As already mentioned before, a typical Latvian tradition is to give a few challenges to the newlyweds. These are called the “gates” as they often symbolize the stages of life left behind, as well as forecast the things to come. The number of the gates depends on the imagination of the organizers; the tasks in each are associated with the theme of each gate, e.g. there can be a childhood gate, a youth gate etc., often the newlyweds are made to show their skills in tasks needed in the married life. All in all, the purpose of these tasks is to test the teamwork skills of the new couple and to provide a good laugh for all the guests.

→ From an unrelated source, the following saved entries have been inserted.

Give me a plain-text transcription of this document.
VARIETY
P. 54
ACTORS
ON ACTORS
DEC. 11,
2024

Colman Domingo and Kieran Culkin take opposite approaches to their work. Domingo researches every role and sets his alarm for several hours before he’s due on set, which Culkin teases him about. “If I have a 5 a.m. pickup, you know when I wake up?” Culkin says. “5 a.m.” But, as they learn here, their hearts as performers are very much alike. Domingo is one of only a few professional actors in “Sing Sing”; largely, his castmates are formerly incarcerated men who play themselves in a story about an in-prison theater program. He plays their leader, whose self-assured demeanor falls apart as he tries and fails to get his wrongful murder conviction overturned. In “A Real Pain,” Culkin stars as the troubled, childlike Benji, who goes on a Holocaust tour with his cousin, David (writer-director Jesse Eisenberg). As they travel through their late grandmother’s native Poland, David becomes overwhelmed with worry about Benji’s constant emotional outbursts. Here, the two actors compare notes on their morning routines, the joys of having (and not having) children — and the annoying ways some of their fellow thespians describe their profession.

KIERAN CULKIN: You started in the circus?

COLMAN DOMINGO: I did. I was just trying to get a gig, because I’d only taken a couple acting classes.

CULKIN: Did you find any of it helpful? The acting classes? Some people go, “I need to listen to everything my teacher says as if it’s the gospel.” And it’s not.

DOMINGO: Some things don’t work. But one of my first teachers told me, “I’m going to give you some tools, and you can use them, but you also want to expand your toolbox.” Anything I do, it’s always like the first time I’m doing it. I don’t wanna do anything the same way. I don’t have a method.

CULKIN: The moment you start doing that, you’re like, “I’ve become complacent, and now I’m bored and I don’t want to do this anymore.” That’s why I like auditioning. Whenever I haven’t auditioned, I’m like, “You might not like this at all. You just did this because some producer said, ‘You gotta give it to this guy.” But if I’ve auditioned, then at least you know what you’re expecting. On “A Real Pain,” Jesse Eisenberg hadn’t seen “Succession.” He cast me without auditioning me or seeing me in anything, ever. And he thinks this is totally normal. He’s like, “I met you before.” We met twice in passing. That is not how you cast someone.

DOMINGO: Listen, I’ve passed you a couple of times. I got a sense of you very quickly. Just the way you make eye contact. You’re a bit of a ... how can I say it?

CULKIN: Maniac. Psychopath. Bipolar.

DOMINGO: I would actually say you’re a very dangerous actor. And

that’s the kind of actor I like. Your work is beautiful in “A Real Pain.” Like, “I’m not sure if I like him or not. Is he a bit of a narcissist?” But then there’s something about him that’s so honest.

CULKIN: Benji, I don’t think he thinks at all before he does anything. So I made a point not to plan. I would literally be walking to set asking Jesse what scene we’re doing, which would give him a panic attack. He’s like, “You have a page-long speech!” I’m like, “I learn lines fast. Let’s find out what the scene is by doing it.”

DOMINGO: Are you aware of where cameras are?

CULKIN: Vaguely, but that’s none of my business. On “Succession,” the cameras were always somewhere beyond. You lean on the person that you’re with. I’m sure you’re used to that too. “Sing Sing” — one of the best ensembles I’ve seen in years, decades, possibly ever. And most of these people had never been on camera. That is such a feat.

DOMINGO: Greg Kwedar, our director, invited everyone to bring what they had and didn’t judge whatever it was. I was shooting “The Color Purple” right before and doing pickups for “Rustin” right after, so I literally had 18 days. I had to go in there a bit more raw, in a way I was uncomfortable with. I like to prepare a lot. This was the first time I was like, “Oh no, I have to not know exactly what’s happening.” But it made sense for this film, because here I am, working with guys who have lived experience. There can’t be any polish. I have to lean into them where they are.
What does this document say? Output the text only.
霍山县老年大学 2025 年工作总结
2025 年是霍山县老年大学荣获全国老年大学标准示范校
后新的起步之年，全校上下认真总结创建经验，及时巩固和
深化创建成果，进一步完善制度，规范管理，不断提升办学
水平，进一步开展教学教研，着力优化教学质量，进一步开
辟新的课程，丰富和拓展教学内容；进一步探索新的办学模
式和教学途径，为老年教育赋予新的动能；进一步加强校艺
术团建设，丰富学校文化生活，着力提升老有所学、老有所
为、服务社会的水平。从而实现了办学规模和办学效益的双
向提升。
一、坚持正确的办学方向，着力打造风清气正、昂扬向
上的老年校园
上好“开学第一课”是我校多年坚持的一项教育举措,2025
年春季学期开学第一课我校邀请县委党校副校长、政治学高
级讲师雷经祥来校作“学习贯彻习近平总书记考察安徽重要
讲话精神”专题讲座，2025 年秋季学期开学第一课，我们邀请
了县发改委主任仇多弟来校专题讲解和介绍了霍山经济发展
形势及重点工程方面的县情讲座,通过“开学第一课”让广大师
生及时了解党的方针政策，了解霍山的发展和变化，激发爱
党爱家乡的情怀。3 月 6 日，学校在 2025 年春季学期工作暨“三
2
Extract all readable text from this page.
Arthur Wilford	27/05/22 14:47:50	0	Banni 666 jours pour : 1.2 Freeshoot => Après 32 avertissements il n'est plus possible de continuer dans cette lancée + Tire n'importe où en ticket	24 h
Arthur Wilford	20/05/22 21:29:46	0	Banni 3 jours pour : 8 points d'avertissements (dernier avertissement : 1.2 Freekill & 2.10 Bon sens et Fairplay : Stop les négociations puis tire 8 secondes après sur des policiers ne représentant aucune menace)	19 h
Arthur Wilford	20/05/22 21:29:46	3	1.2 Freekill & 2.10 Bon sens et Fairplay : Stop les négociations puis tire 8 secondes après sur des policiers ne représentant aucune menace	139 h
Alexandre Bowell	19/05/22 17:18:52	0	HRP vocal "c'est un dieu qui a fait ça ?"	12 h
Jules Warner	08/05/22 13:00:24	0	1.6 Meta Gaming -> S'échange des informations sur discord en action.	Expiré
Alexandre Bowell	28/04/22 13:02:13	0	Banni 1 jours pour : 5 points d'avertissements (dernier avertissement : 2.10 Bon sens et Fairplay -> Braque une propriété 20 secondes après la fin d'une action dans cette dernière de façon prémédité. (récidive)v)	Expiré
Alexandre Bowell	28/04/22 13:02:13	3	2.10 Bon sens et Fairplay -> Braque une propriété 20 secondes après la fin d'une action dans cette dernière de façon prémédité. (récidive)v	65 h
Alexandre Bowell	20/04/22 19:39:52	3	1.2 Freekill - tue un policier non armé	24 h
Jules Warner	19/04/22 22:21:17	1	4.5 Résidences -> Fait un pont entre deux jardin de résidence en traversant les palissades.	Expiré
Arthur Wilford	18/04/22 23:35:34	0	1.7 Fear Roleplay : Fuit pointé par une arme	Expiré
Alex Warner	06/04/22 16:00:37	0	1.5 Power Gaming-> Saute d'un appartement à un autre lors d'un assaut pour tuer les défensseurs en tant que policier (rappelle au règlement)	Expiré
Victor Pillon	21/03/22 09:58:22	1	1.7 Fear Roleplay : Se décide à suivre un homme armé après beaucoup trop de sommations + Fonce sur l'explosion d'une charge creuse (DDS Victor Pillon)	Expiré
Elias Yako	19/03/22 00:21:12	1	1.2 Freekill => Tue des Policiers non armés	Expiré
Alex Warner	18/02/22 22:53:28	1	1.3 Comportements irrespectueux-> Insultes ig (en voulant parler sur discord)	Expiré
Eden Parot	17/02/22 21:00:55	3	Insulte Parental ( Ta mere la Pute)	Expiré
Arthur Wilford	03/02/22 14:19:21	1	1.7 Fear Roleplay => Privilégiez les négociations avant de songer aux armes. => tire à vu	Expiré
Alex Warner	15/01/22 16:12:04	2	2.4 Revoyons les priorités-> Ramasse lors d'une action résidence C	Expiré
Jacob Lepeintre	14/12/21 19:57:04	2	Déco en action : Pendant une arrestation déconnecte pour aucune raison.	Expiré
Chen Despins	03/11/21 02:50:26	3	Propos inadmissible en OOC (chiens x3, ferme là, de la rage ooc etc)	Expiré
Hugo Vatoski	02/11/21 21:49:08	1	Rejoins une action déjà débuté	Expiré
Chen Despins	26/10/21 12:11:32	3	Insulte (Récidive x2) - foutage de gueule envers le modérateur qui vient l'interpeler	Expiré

What were we required to do, you might ask? My memory is a little foggy but I do remember attempting to dance a folk dance from my childhood, coming up with 20 or so sweet nicknames for one another, telling an embarrassing story from our youths or childhoods, and making promises that we shall fulfill in the first decade of our marriage. Let me tell you a little secret: hubby promised to learn Latvian.
Stealing the bride
If you notice during the wedding that the new husband does not leave the side of his wife there may be other reasons than just wanting to be near her. If one is not careful, some of the kind guests may steal her away which means that she either needs to be quickly found or bought out by doing whatever the thieves demand. So better be careful and make sure that she does not leave your side until midnight! While both Latvians and (South) Germans practice stealing of the bride, the way it happens is a little different. In Germany she is usually taken to a restaurant or a bar nearby where she spends her time until the groom finds her (and when he does, he’s the one paying the bill). In Latvia the bride is never taken far and tasks for returning her to the groom are promptly decided on.
My hubby is the biggest fan of stealing the bride, he even helped to organize it once! But, of course, he was determined not to let it happen to him. That said, my Latvian friends were just as determined to make it happen. They even recruited my mom to carry out one of their plans! After many hours of failed attempts they finally succeeded while the freshly baked husband had briefly left me in the custody of my sister-in-law to get a drink at the bar. You know what she told him after the poor man had mixed several drinks and even performed a song under the scrutiny of a jury to get me back? Had I known that this will be so much fun I would have let them steal her much earlier!
According to Latvian wedding customs, midnight is the point when the newlyweds say goodbye to their unmarried life and truly become husband and wife. The name “mičošana”comes from an old Latvian word for “hat” and symbolizes taking off the wreath (worn by unmarried women) and putting on a married woman’s headdress. The events taking place at midnight vary from one wedding to another and can include lighting candles, some traditional songs, and changing of headdresses for both bride and groom, among others.
On our wedding this typically Latvian tradition was followed by several international ones: I threw the bridal bouquet and hubby threw my garter to determine who from the single people will marry next. Afterwards the wedding cake was served which we, the newlyweds, had to cut together. By German custom, you should always note whose hand is on top – that one will have the say in the marriage! According to our North German wedding caterer, the wife should let the husband put his hand on top but meanwhile step on his foot under the table to show who will really have the upper hand in their future together! Did I do it? As we say in Latvian, the history is silent on that matter.
As our relationship, also our wedding was trilingual with several of our guests speaking and understanding only German, Latvian, or English. Because of this, we asked two of our friends to help with translations to make sure that everyone understands what is going on. Of course, we also had to adapt the seating arrangements to the languages spoken so that people sitting at each table have at least one common language. While this lead to some inventive combinations of guests, it worked out perfectly and even resulted in some new friendships!